Believe it or not, within the first 48 hours of recommended isolation in Lagos, three cures to the novel coronavirus were discovered. Well, at least on WhatsApp:
“Soak aloe vera in water overnight and drink for six straight days.”
“Drink lemon water.”
“How to self administer chloroquine.”
Of course, this was false information, but Nigerians love a good story anyway. Not just for consumption, though, we love to share these stories too, indeed that’s how many of us keep ourselves busy at home.
What happens when these stories, presented as truth, in fact, are not?
To be honest, disinformation is the second front of this war on Covid-19. In fact, the World Health Organisation (WHO) has set up a WhatsApp channel to help tackle the problem at the source. This false information phenomenon, more colloquially termed ‘fake news’ is more popular at the intersection of media and politics; but in contemporary battles against viruses and infections like Ebola and Lassa Fever, disinformation has become a major problem for health authorities.
Forgive them, they know not what they do.
During the Ebola epidemic in 2014, WHO staff based in Nigeria lamented the pervasiveness of disinformation about remedies for treating Ebola. One of which was the famous salt bath or salt drinks. The traditional ruler of the Igala Kingdom in Kogi state prescribed the solution for his people and the news travelled much further than he might have imagined. Despite advertisements by the Federal government warning against salt as a remedy, Nigerians went ahead. Aside from the fact that Nigerians do not trust their government, people tried the salt treatment because of a lack of alternative solutions.
A resident of Idah in Kogi state, Athanasius Ameh said, “We have nothing to lose with a saltwater bath". This reaction from Athanasius Ameh suggests that beyond the enabling technologies and platforms, there are psychological reasons why false information spreads so quickly.
In the end, there were two salt water-related deaths.
When chaos exists, there also is a vacuum and a wrestling match to fill it. Anytime there is a national anxiety, it’s not uncommon for solutions to start popping up. Humans share news, the same way they share viruses, sometimes unknowingly and sometimes knowingly. A study by The Conversation among media consumers in Kenya, Nigeria, and South Africa showed that 28% of Nigerians acknowledged having shared stories that turned out to be made up. In fact, 20% felt it was made up at the time they were sharing it.
The empire’s new clothes
This time around, the world is tackling fake news and the virus simultaneously.
We’re seeing technology firms, who have found themselves as the enablers now become the remediators. The owner of Whatsapp, Facebook, has pledged to assist researchers with gathering information and responding to fake news.
Indeed, WhatsApp has been building its capability to deal with fake news in recent times. In 2018, WhatsApp introduced the “Forwarded” label, to let users know a message did not originate from the sender. Why was this so important? Because research showed people put more emphasis on the sender (and their perceived trustability) than on the content or the publisher.

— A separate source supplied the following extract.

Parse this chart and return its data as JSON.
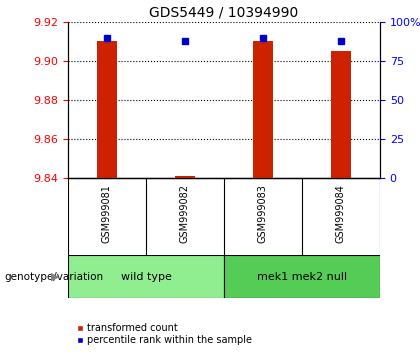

Governments have also tried to tackle the problem. One example is the social media bill in Nigeria's senate with the intention to curb the spread of fake news. Though not without its controversies, it proposes heavy fines and jail terms for perpetrators. More recently, in South Africa, the Disaster Management Act has stipulated those who spread fake news about the coronavirus can be fined or serve a six-month prison sentence.
The Holy Trinity of media
Ultimately, the fight against both the virus and false information is in our hands. Covid-19 does not spread, humans spread it. Similarly, false information needs agents to gather velocity. Since the coronavirus hit, there has been a surge in Google searches for the term "fact check." Unfortunately, Google Trends reveals no particular spike in Nigeria. Worst of all, all the searches are coming only from Lagos, which is not enough. There is work to be done.
Nations around the world and the scientists they listen to are recommending social-distancing to limit the rate at which infections are increasing and flatten the curve (for the nerds: reduce the second derivative). If a virus can be mitigated by social-distancing, then perhaps viral disinformation can be given the same treatment.

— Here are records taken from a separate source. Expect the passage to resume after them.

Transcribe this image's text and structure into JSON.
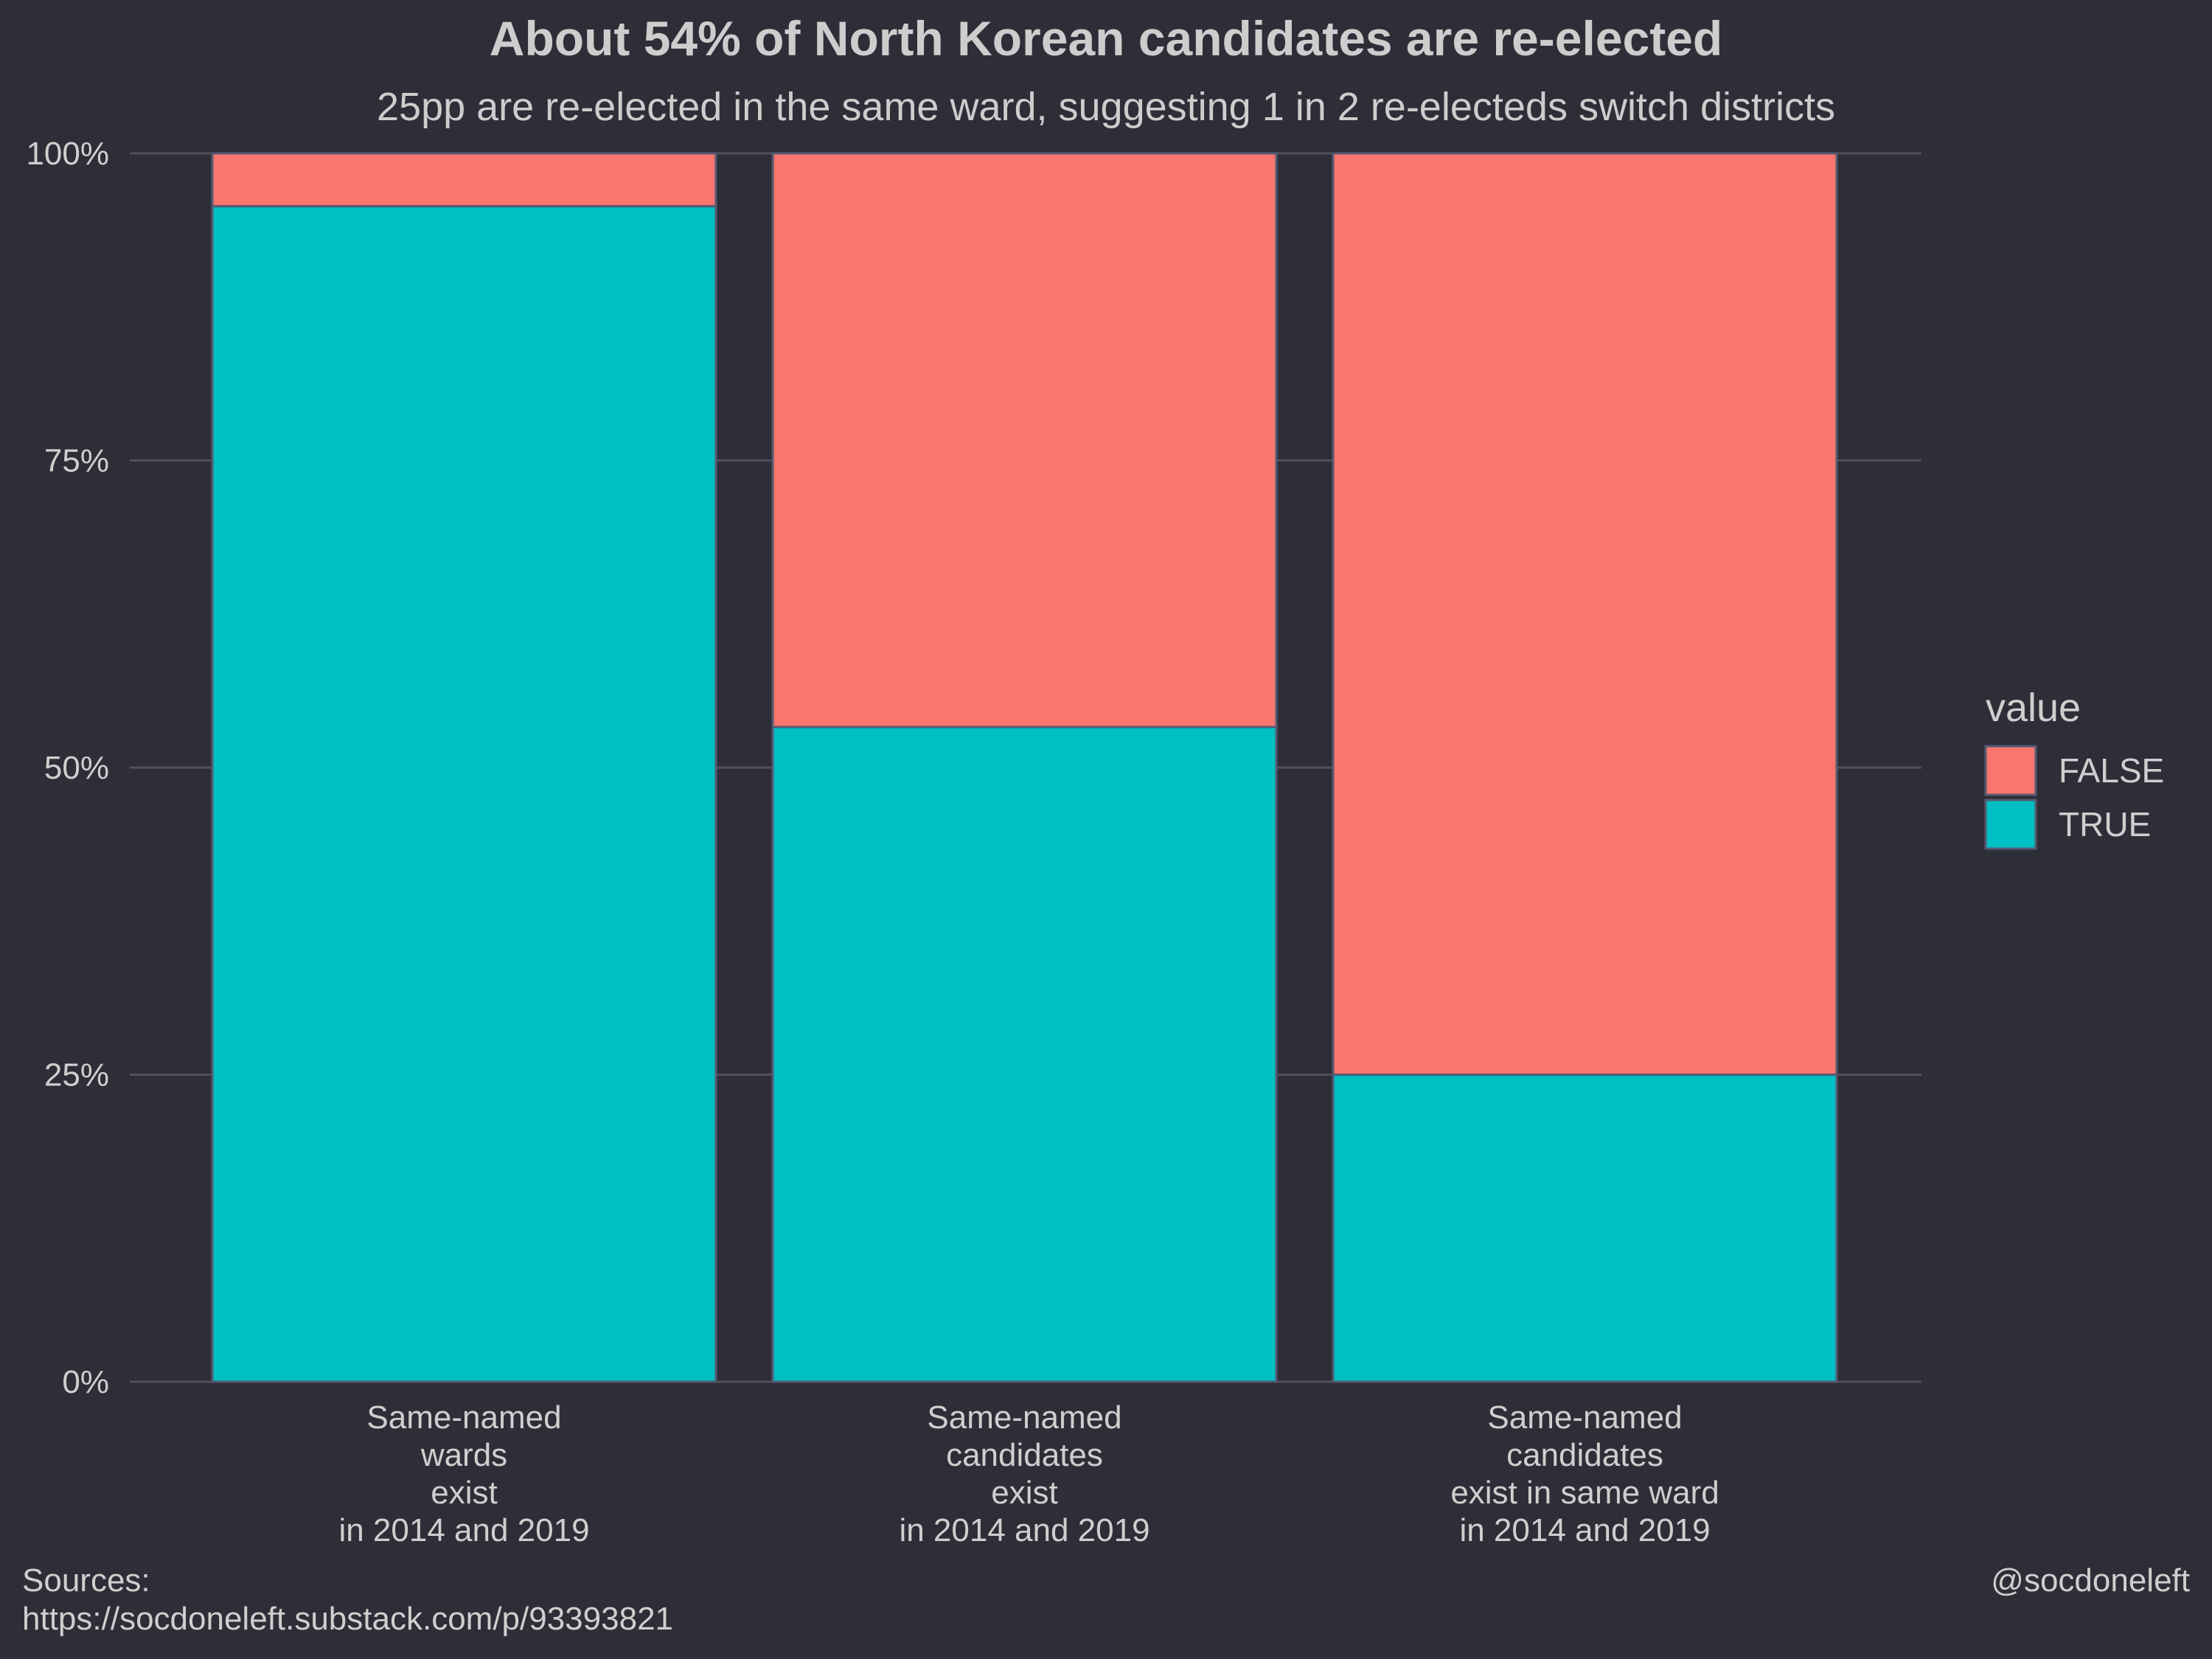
{
  "chart_data": {
    "type": "bar",
    "stacked": true,
    "title": "About 54% of North Korean candidates are re-elected",
    "subtitle": "25pp are re-elected in the same ward, suggesting 1 in 2 re-electeds switch districts",
    "categories": [
      [
        "Same-named",
        "wards",
        "exist",
        "in 2014 and 2019"
      ],
      [
        "Same-named",
        "candidates",
        "exist",
        "in 2014 and 2019"
      ],
      [
        "Same-named",
        "candidates",
        "exist in same ward",
        "in 2014 and 2019"
      ]
    ],
    "series": [
      {
        "name": "TRUE",
        "color": "#00bfc4",
        "values": [
          0.957,
          0.533,
          0.25
        ]
      },
      {
        "name": "FALSE",
        "color": "#f8766d",
        "values": [
          0.043,
          0.467,
          0.75
        ]
      }
    ],
    "ylim": [
      0,
      1
    ],
    "yticks": [
      0,
      0.25,
      0.5,
      0.75,
      1
    ],
    "ytick_labels": [
      "0%",
      "25%",
      "50%",
      "75%",
      "100%"
    ],
    "legend": {
      "title": "value",
      "position": "right",
      "entries": [
        {
          "label": "FALSE",
          "color": "#f8766d"
        },
        {
          "label": "TRUE",
          "color": "#00bfc4"
        }
      ]
    },
    "grid": true
  },
  "caption": {
    "sources_label": "Sources:",
    "sources_url": "https://socdoneleft.substack.com/p/93393821",
    "handle": "@socdoneleft"
  },
  "colors": {
    "background": "#2e2e38",
    "text": "#cfcfcf",
    "grid": "#50505c",
    "bar_outline": "#555a72"
  }
}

Disinformation during times of crisis requires taking similarly extraordinary measures. Nigerians also need to practice social-distancing from their main sources of false information. In other words, limit their trust in close contacts, and instead place their trust in local and international media, and relevant information from government agencies. Not blindly of course, because even the BBC, notorious champions of fighting fake news, are not without blemish. But, this trinity of media has a responsibility and a history of holding each other to account. More importantly, because trusting friends and people on twitter with a few thousand followers is the fastest way to fall into a disinformation doom loop.

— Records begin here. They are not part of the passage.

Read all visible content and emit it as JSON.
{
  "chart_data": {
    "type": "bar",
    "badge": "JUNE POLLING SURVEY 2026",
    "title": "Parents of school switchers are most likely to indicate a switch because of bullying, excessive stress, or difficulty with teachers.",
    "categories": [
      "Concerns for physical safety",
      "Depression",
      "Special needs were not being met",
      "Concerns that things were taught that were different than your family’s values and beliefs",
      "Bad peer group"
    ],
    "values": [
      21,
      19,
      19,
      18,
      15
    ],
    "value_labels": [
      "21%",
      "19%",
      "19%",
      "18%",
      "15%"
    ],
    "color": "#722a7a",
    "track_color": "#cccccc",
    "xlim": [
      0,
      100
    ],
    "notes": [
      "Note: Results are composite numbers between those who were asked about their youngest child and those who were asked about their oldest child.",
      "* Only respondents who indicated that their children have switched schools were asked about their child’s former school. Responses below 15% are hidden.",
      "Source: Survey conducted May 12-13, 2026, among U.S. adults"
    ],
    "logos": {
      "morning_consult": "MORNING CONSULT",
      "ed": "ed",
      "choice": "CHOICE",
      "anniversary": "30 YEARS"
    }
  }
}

In the same way, people can pass on a virus they don’t know they have, so too can they pass on information they don’t know (or don’t care) is false. At this moment, there ought to be a hierarchy of opinions. Our friends and family, whether on social media or in person, are at best a mixed bag, you never know what you’re going to get. The world is fighting to save lives and it’s difficult to exaggerate the importance of kitting up with the right information.